The current race to build ever more capable artificial intelligence models often prioritizes technical benchmarks over the nuanced reality of human interaction. Andrew Gordon, Staff Researcher in Behavioral Science, and Nora Petrova, AI Researcher, both from Prolific, contend that this focus creates a significant disconnect. In a recent interview, they meticulously dissected the flaws in conventional AI evaluation, advocating for a more "humane" approach to truly measure a model's utility, safety, and relatability for real people.
Gordon vividly illustrates this disconnect with an analogy: "A car that wins a Formula 1 race [is not] the best choice for your morning commute." Similarly, an AI model that achieves an "incredibly good" score on academic benchmarks like Humanity's Last Exam (MMLU) "might be absolute nightmare to use day-to-day." This encapsulates the core problem: technical prowess does not automatically translate to practical, beneficial human experience.

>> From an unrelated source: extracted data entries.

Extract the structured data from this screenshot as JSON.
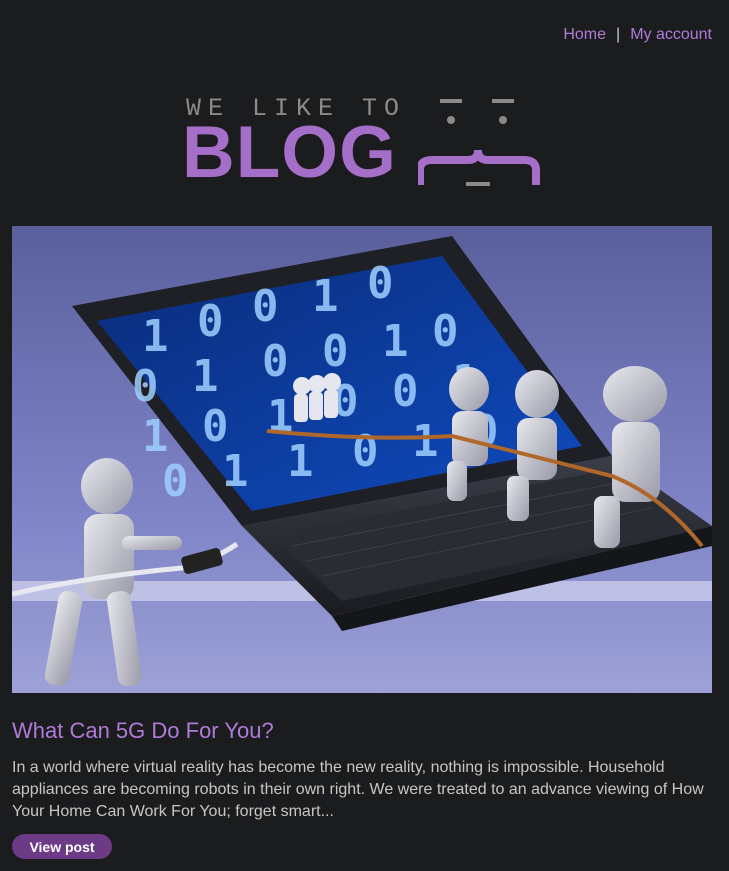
{
  "nav": {
    "home_label": "Home",
    "separator": "|",
    "account_label": "My account"
  },
  "logo": {
    "small_text": "WE LIKE TO",
    "big_text": "BLOG"
  },
  "post": {
    "title": "What Can 5G Do For You?",
    "summary": "In a world where virtual reality has become the new reality, nothing is impossible. Household appliances are becoming robots in their own right. We were treated to an advance viewing of How Your Home Can Work For You; forget smart...",
    "button_label": "View post"
  },
  "colors": {
    "background": "#1b1c1e",
    "accent": "#b07ad8",
    "logo_purple": "#a56ec8",
    "button": "#6d3a86"
  }
}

The landscape of AI evaluation is, as Gordon describes, "incredibly nascent" and "fractured." There is no standardized method for labs to report performance, leading to a cacophony of selective metrics. Some emphasize MMLU scores, others highlight different benchmarks, and some offer no public data at all. This heterogeneity makes meaningful comparison challenging and risks creating a "leaderboard illusion" where models are optimized for narrow, technical tests rather than broad human utility.